Âpre. s. m. Monnoie turque. Quinze âpres valent environ 10 sous de notre monnoie. Du Loir. p. 95.

Âpre. Poisson. C’est un petit poisson de rivière qu’on trouve ordinairement dans le Rhône. Asper. Son nom, qui en latin signifie rude, vient de la rudesse de ses mâchoires & de ses écailles. Sa tête est assez large & pointue, sa gueule médiocre : il n’a point de dents. Sa couleur est rougeâtre, parsemée de taches noires, larges ; il est bon à manger & passe pour être apéritif. On dit aussi Apron. Voyez le Dict. de James.

APRÈLE. s. f. Herbe dont les feuilles sont fort rudes, qui sert aux ouvriers à polir le bois, à écurer l’airain, la vaisselle. Equisetum. Cette herbe croît dans les lieux aquatiques, dans les fossés. Elle jette des tiges creuses, nouées, rougeâtres, & rudes au toucher, autour desquelles il y a quantité de feuilles menues, & minces comme le jonc. Elle croît fort en hauteur, quand elle trouve des arbres pour s’y attacher ; & y étant entortillée, elle fait pendre une grande chevelure noire comme une queue de cheval. Sa racine est dure comme du bois. Matthiole en décrit quatre espèces, dont il y en a une que les paysans mangent en carême. Voyez Prelle. C’est une sorte de queue de cheval. Equisetum juncium.

ÂPREMENT. adv. D’une manière âpre. Asperè, vehementer. Vous mangez trop âprement. Ce valet a été réprimandé âprement par son maître.

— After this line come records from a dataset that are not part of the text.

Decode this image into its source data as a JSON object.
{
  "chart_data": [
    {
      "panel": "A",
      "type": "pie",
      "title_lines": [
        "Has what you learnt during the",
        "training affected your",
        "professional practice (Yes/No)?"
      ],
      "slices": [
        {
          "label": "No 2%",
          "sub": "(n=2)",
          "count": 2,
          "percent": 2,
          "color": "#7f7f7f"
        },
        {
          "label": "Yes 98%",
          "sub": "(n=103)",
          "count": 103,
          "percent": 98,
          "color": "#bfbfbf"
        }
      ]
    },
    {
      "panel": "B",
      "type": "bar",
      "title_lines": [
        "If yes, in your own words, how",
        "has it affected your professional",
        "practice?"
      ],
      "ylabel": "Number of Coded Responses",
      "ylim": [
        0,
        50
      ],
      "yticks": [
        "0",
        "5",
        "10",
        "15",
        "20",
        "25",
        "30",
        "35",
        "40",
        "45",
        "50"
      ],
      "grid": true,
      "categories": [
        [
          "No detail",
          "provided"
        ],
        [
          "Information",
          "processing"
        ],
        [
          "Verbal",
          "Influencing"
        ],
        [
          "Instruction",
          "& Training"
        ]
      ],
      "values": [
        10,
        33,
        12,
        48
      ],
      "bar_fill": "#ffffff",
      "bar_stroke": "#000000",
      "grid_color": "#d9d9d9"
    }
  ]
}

☞ APREMONT. Petite ville de France, en Poitou, à onze lieues de Luçon.

Apremont, Seigneurie dans la Lorraine, avec titre de Baronnie. Elle confine avec le territoire de S. Michel. C’est un ancien fief de l’évêché de Metz. Ce lieu a donné le nom à une maison illustre.

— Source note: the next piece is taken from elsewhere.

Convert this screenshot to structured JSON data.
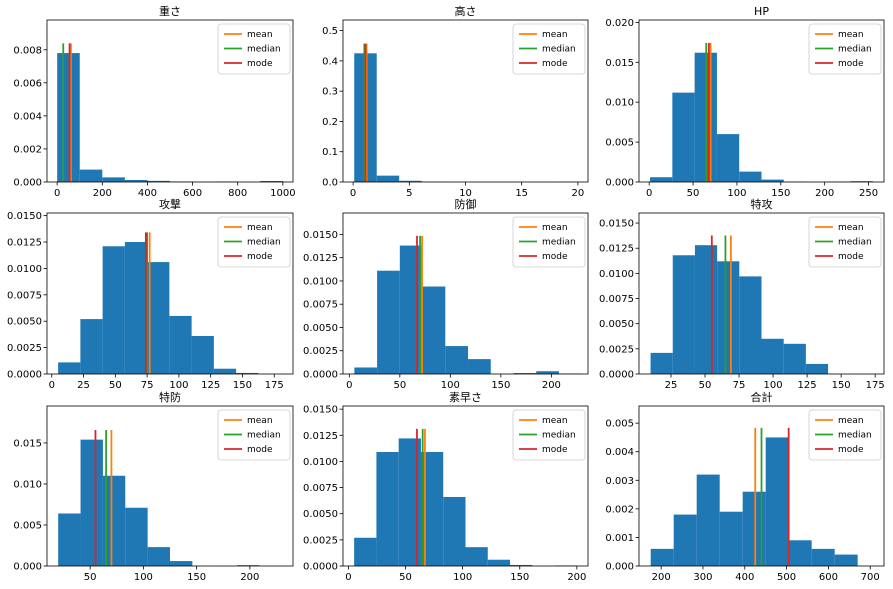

☞ APRÈS. Préposition qui marque postériorité de temps, ou de lieu, ou d’ordre, & qui s’emploie également en parlant des choses & des personnes pour marquer celles qui suivent les autres. Post. Après le déluge. Le temple de Salomon fut commencé 480 ans après la sortie d’Egypte. Après l’antichambre, est un magnifique sallon. Après le Boulingrin est une grande pièce d’eau. Après Dieu, il faut aimer son prochain. Après l’or, l’argent est le plus précieux de tous les métaux.

Outre cette propriété de marquer ce triple rapport de temps, de lieu, & d’ordre, la proposition après entre dans plusieurs phrases, où elle a un sens tout différent.

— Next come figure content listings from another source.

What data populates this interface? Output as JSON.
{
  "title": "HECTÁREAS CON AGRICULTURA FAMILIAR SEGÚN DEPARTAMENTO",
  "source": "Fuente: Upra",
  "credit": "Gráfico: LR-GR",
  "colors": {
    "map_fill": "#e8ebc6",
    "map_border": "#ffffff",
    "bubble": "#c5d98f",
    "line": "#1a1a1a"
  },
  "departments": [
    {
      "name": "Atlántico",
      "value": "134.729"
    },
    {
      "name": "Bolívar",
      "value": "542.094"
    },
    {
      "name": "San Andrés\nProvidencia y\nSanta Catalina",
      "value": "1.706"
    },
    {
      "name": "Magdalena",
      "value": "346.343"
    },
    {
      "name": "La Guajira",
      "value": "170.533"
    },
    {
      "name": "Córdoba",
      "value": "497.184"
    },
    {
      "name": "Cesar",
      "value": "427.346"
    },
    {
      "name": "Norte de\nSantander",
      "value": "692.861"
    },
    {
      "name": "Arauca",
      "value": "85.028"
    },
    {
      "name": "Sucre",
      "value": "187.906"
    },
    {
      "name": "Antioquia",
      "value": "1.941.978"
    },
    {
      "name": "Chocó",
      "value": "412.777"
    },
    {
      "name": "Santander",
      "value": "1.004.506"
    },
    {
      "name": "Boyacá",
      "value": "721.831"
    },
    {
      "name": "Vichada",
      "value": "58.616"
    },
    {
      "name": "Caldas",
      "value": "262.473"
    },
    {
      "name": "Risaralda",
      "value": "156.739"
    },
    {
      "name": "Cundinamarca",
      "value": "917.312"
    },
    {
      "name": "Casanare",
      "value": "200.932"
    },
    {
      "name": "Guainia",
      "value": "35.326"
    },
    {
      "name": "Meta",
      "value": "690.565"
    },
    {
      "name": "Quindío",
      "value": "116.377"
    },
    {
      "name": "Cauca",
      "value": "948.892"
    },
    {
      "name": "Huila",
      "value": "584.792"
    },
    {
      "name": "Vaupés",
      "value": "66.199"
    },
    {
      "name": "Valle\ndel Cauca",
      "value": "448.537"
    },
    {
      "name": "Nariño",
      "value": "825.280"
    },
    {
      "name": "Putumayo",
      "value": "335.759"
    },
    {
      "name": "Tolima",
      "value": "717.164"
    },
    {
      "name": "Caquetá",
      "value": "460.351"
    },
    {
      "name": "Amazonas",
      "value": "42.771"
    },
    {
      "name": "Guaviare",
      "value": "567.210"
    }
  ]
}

Courir après quelqu’un, au propre c’est le poursuivre. Les archers courent après les voleurs, les chiens après les loups. Au figuré, courir après une chose, c’est la rechercher avec ardeur. Un ambitieux court après les honneurs. Cet homme court après une succession, est empressé de la recueillir.

On dit en termes de Peinture & de Sculpture, ce portrait est fait d’après nature ; c’est-à-dire, fait sur la personne même qu’il représente. Imago ad naturam ipsam, ad primarium aliquod exemplar expressa. D’après Raphaël ; pour dire, c’est une copie de Raphaël, copié sur l’original fait par Raphaël. Il est dessiné d’après l’antique, d’après la Bosse. Il se dit aussi au figuré ; j’avois copié mes personnages d’après le plus grand Peintre de l’antiquité, je veux dire, d’après Tacite. Racin.

☞ Dans le style familier être après quelque chose, être après à faire quelque chose, c’est y travailler actuellement. Il est après mon procès, il est après à examiner mes papiers. Il est après cet emploi. Il travaille à l’obtenir. Être après quelqu’un, s’en occuper beaucoup, ou le fatiguer. Cette mere est toujours après son enfant. Cet homme de mauvaise humeur est toujours après ses valets. Se mettre après quelqu’un, le chagriner, le maltraiter. Crier après quelqu’un, le quereller, le réprimander. On a attendu long-temps après vous, en parlant à quelqu’un qui s’est fait attendre. On n’attend plus qu’après cela, en parlant d’une chose sans laquelle on ne peut faire ce qu’on se propose.

Après quoi, c’est-à-dire, après laquelle chose. Nous allâmes à la promenade, après quoi nous soupâmes.